Delayed flight time of drones and queens as a method for mating control in small-scale honey bee breeding

Abstract

Lack of efficient mating control is often a limiting factor for honey bee selective breeding and conservation. One way to achieve selective mating of queens and drones is to restrict their mating flights to times when drones of the surrounding population have returned to their colonies (Delayed Flight Time Mating; DFM). Validated implementations of DFM require cooled buildings to refrigerate the mating nuclei during times of flight restriction. We here describe two simplified, semi-automatized DFM - protocols for small-scale breeders, and present first data on their efficiency. One of these methods abolishes the need for refrigeration altogether, while the other uses a simple insulated box and household freezer. Both protocols were tested against freely-mated and artificially-inseminated controls in the private beeyard of a breeder of Apis mellifera mellifera, surrounded by beeyards occupied by other breeds/subspecies. Mating purity was estimated based on the morphological analysis of 55 offspring workers of each of the mated queens.
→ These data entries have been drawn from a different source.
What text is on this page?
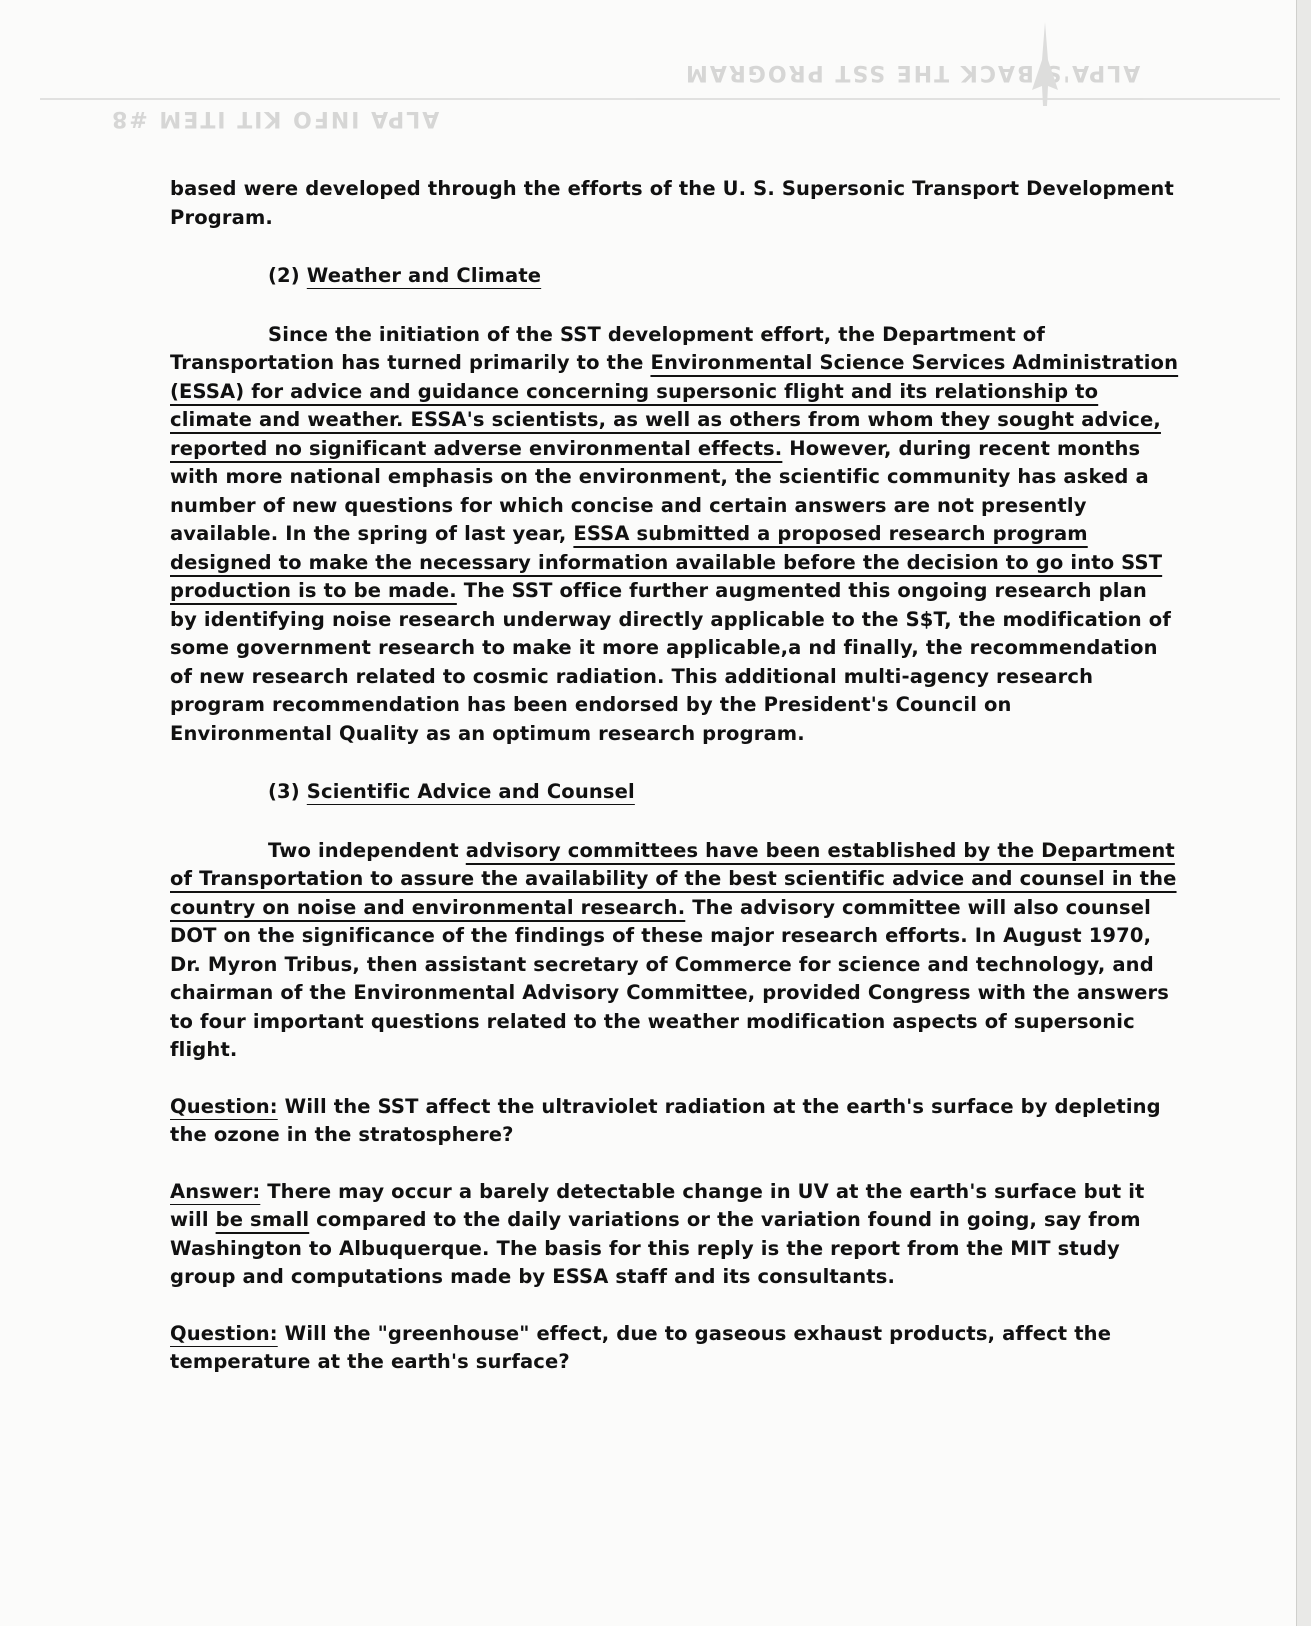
ALPA'S BACK THE SST PROGRAM
ALPA INFO KIT ITEM #8

based were developed through the efforts of the U. S. Supersonic Transport Development Program.

(2) Weather and Climate

Since the initiation of the SST development effort, the Department of Transportation has turned primarily to the Environmental Science Services Administration (ESSA) for advice and guidance concerning supersonic flight and its relationship to climate and weather. ESSA's scientists, as well as others from whom they sought advice, reported no significant adverse environmental effects. However, during recent months with more national emphasis on the environment, the scientific community has asked a number of new questions for which concise and certain answers are not presently available. In the spring of last year, ESSA submitted a proposed research program designed to make the necessary information available before the decision to go into SST production is to be made. The SST office further augmented this ongoing research plan by identifying noise research underway directly applicable to the S$T, the modification of some government research to make it more applicable,a nd finally, the recommendation of new research related to cosmic radiation. This additional multi-agency research program recommendation has been endorsed by the President's Council on Environmental Quality as an optimum research program.

(3) Scientific Advice and Counsel

Two independent advisory committees have been established by the Department of Transportation to assure the availability of the best scientific advice and counsel in the country on noise and environmental research. The advisory committee will also counsel DOT on the significance of the findings of these major research efforts. In August 1970, Dr. Myron Tribus, then assistant secretary of Commerce for science and technology, and chairman of the Environmental Advisory Committee, provided Congress with the answers to four important questions related to the weather modification aspects of supersonic flight.

Question: Will the SST affect the ultraviolet radiation at the earth's surface by depleting the ozone in the stratosphere?

Answer: There may occur a barely detectable change in UV at the earth's surface but it will be small compared to the daily variations or the variation found in going, say from Washington to Albuquerque. The basis for this reply is the report from the MIT study group and computations made by ESSA staff and its consultants.

Question: Will the "greenhouse" effect, due to gaseous exhaust products, affect the temperature at the earth's surface?
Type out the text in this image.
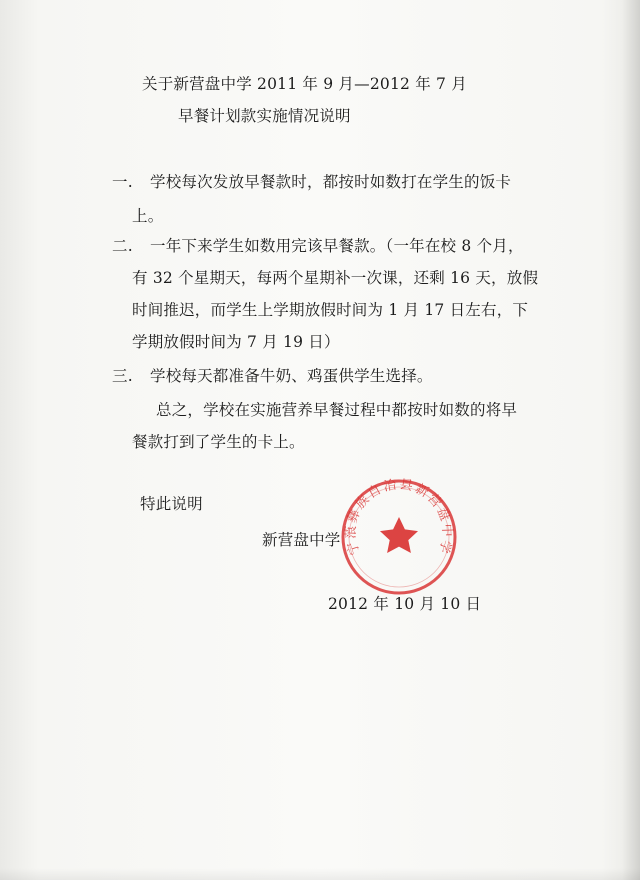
关于新营盘中学 2011 年 9 月—2012 年 7 月
早餐计划款实施情况说明
一. 学校每次发放早餐款时，都按时如数打在学生的饭卡
上。
二. 一年下来学生如数用完该早餐款。（一年在校 8 个月，
有 32 个星期天，每两个星期补一次课，还剩 16 天，放假
时间推迟，而学生上学期放假时间为 1 月 17 日左右，下
学期放假时间为 7 月 19 日）
三. 学校每天都准备牛奶、鸡蛋供学生选择。
总之，学校在实施营养早餐过程中都按时如数的将早
餐款打到了学生的卡上。
特此说明
新营盘中学
2012 年 10 月 10 日
宁蒗彝族自治县新营盘中学
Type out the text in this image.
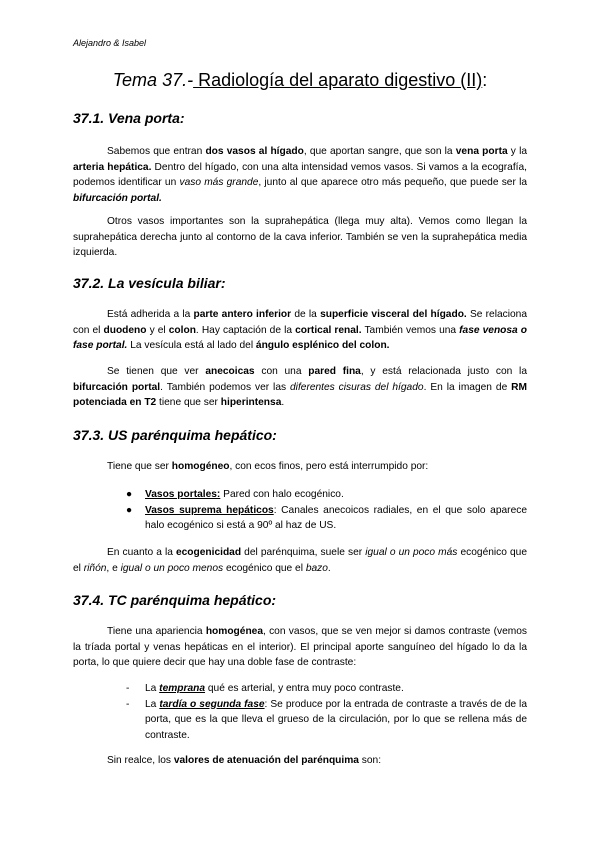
Alejandro & Isabel
Tema 37.- Radiología del aparato digestivo (II):
37.1. Vena porta:

Sabemos que entran dos vasos al hígado, que aportan sangre, que son la vena porta y la arteria hepática. Dentro del hígado, con una alta intensidad vemos vasos. Si vamos a la ecografía, podemos identificar un vaso más grande, junto al que aparece otro más pequeño, que puede ser la bifurcación portal.

Otros vasos importantes son la suprahepática (llega muy alta). Vemos como llegan la suprahepática derecha junto al contorno de la cava inferior. También se ven la suprahepática media izquierda.

37.2. La vesícula biliar:

Está adherida a la parte antero inferior de la superficie visceral del hígado. Se relaciona con el duodeno y el colon. Hay captación de la cortical renal. También vemos una fase venosa o fase portal. La vesícula está al lado del ángulo esplénico del colon.

Se tienen que ver anecoicas con una pared fina, y está relacionada justo con la bifurcación portal. También podemos ver las diferentes cisuras del hígado. En la imagen de RM potenciada en T2 tiene que ser hiperintensa.

37.3. US parénquima hepático:

Tiene que ser homogéneo, con ecos finos, pero está interrumpido por:

● Vasos portales: Pared con halo ecogénico.
● Vasos suprema hepáticos: Canales anecoicos radiales, en el que solo aparece halo ecogénico si está a 90º al haz de US.

En cuanto a la ecogenicidad del parénquima, suele ser igual o un poco más ecogénico que el riñón, e igual o un poco menos ecogénico que el bazo.

37.4. TC parénquima hepático:

Tiene una apariencia homogénea, con vasos, que se ven mejor si damos contraste (vemos la tríada portal y venas hepáticas en el interior). El principal aporte sanguíneo del hígado lo da la porta, lo que quiere decir que hay una doble fase de contraste:

- La temprana qué es arterial, y entra muy poco contraste.
- La tardía o segunda fase: Se produce por la entrada de contraste a través de de la porta, que es la que lleva el grueso de la circulación, por lo que se rellena más de contraste.

Sin realce, los valores de atenuación del parénquima son:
Both the cooled and uncooled variants of DFM significantly increased the proportion of A. m. mellifera-like morphotypes. Between 17 and 36% of mated queens only produced mellifera-like offspring, against 0% in the freely-mated control (total = 70 queens). These results demonstrate that effective mating control via DFM is possible even in areas with a strong presence of other subspecies/breeds, but that it has to be combined with post-mating selection of queens to avoid undesired crosses. It is likely that the method could be further optimized with regard to the timing of queen and drone release.